I like to give them a kind of like prestige because there's a time and a place to buy these t-shirts and you won't be able to just buy them anywhere else anytime else.
And I don't tend to do repeat runs or anything like that because I'm not really looking for the money here.
I think it's nice to own a little piece of what we're doing, isn't it?
I'll probably have to get one of these myself because I really like this design.
And it would be really good if I ever doing any more interviews to be able to have that on my t-shirt.
But right, so yeah, links in the description.
And thank you, BuzzFeed, for being such predictable goons.
You can keep going on about the fact that I tell jokes if you like, and I warn you now, I'm probably going to tell jokes in the future.

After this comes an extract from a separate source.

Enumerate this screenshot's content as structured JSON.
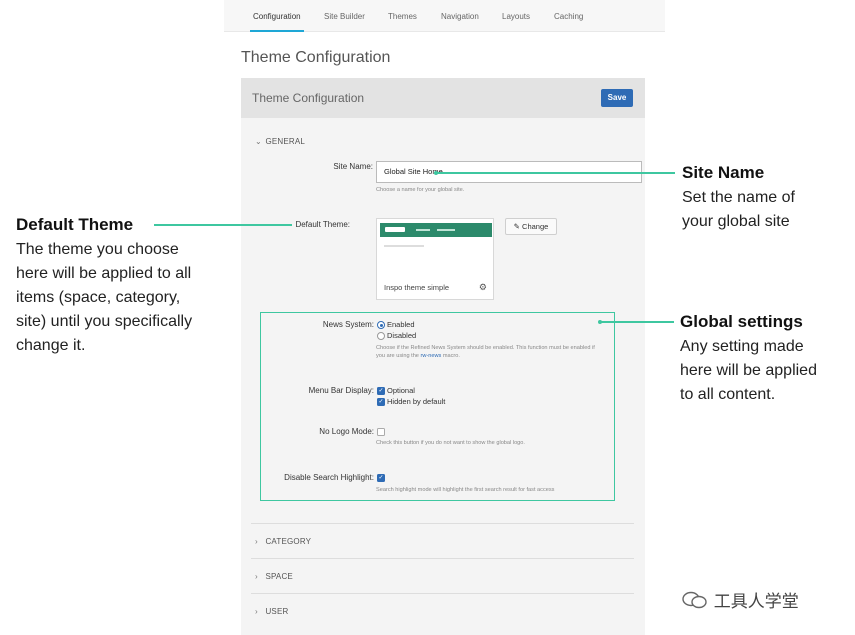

Although the law under discussion has been on the statute book for over 25 years, it is indicative of a culture that has taken hold of the programs of successive governments that, with the reasonable and well-intentioned ambition to contain obnoxious elements in society, has created a society of an extraordinarily authoritarian and controlling nature.
That is what you might call the new intolerance, a new but intense desire to gag uncomfortable voices of dissent.
I am not intolerant, say many people, say many softly spoken, highly educated, liberal-minded people.
I'm only intolerant of intolerance.
And people tend to nod sagely and say, oh, yes, wise words, wise words.
And yet, if you think about this supposedly inarguable statement for longer than five seconds, you realize that all it is advocating is the replacement of one kind of intolerance with another, which to me doesn't represent any kind of progress at all.
Underlying prejudices, injustices, or resentments are not addressed by arresting people.
They are addressed by the issues being aired, argued, and dealt with, preferably outside the legal process.
For me, the best way to increase society's resistance to insulting or offensive speech is to allow a lot more of it.
As with childhood diseases, you can better resist those germs to which you have been exposed.
We need to build our immunity to taking offence so that we can deal with the issues that perfectly justified criticism can raise.
Our priority should be to deal with the message, not the messenger.
As President Obama said in an address to the United Nations only a month or so ago, laudable efforts to restrict speech can become a tool to silence critics or oppress minorities.
The strongest weapon against hateful speech is not repression, it is more speech.
And that's the essence of my thesis: more speech.
If we want a robust society, we need more robust dialogue, and that must include the right to insult or to offend.